The two different purposes posed an awful contrast: one to protect an animal, the other to kill it. Mattie wanted more than ever to find the members of Tyler’s hunting party and arrest them all.
Glenna dismounted to huddle with Mattie and Cole on the narrow trail, and they kept their eyes moving along the canyon rim. “Where did that shot come from?”
“Good question,” Cole said. “It sounded like it came from behind us, farther back in the direction we came from but up above.”
“We’ve got to get out of this canyon,” Brody said. “We’re sitting ducks down here.”
“True,” Cole said. “For the tiger anyway. But whoever shot that rifle might not know we’re in the area. Our approach would have been shielded from sight unless someone scouted along the canyon’s edge.”
Mattie wanted to get up above so Robo could find the trail of whoever had shot that rifle. And the sooner the better. “What’s the fastest way out of here?”
Cole frowned. “I don’t know this area well enough to say what’s up ahead. It’s best to go downhill and find a place where we can ride up.”
“Let’s go,” Brody said. “I want to get out of this trap and up to a place where we can see.”
After remounting, they headed downhill, with Brody in the lead setting a fast pace, and the horses seemed eager to be going toward home. Mattie scanned the rim as she clung to the saddle horn, lurching with Mountaineer when he tucked his haunches and slid down the steeper parts of the trail. She’d much rather have been on foot.

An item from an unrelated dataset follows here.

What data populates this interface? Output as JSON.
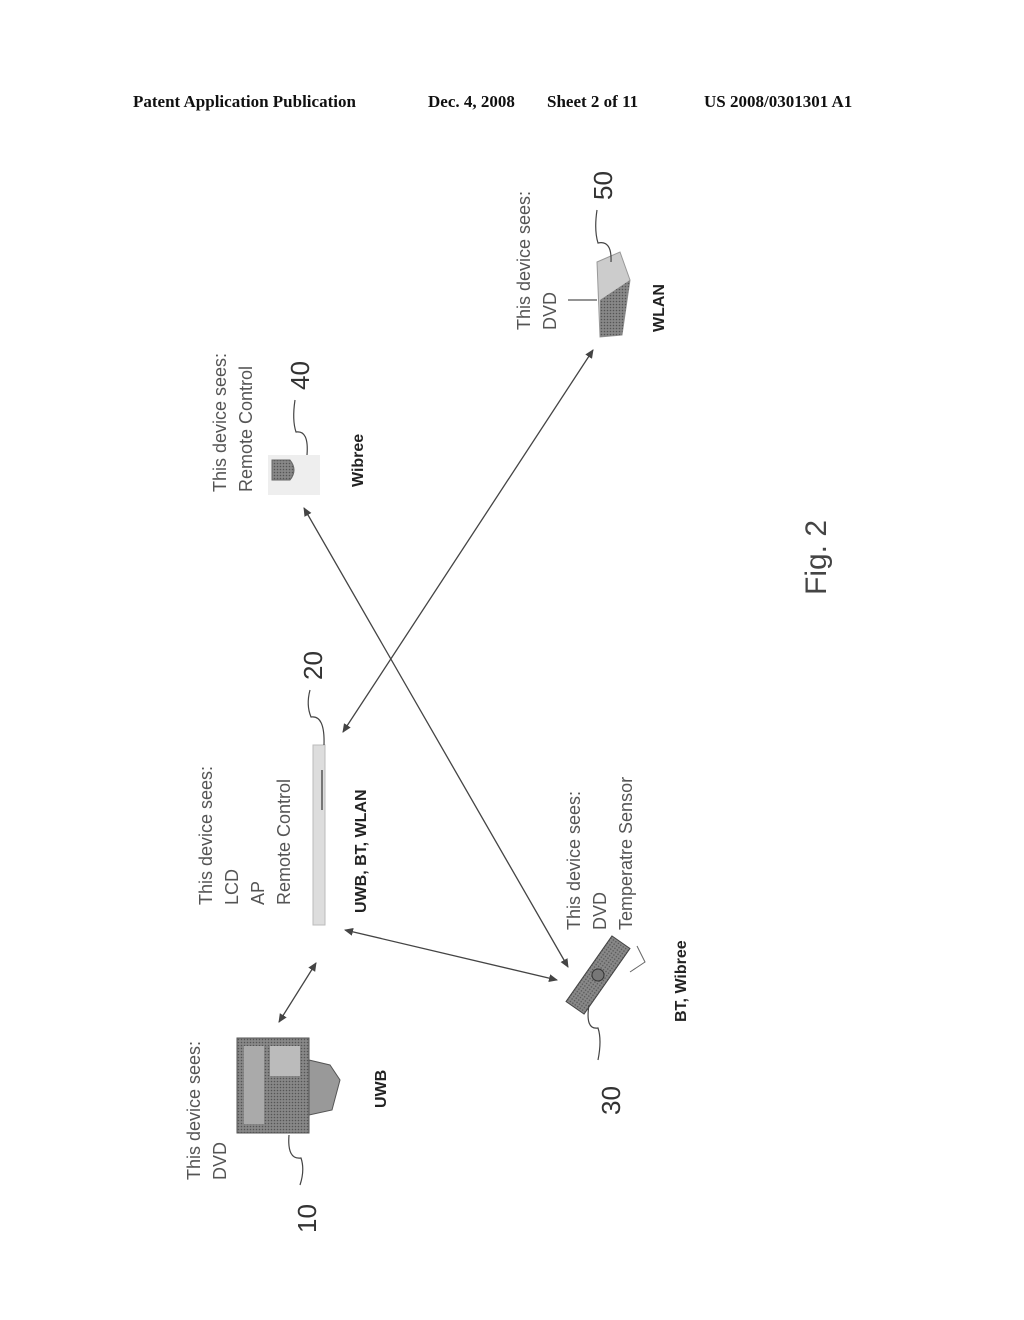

As the canyon opened up, she searched for a break in the wall and soon spotted a chute choked with brush, but it afforded an incline that she knew she could scale. She pointed it out to the others. “Robo and I can head up there. I want to get onto the trail of that gunman.”
“No, we stick together,” Brody said.
Mattie tried to convince him. “Our suspect in a double homicide is in that party, Brody. Once we get to them, we can arrest them all for illegal hunting activity and sort it out later. I’m better off on foot in this kind of terrain. Besides, if we stay on horseback, they’ll hear the four of us coming a mile away.”
“I’ll go with her,” Cole said, eyeing Mattie with concern.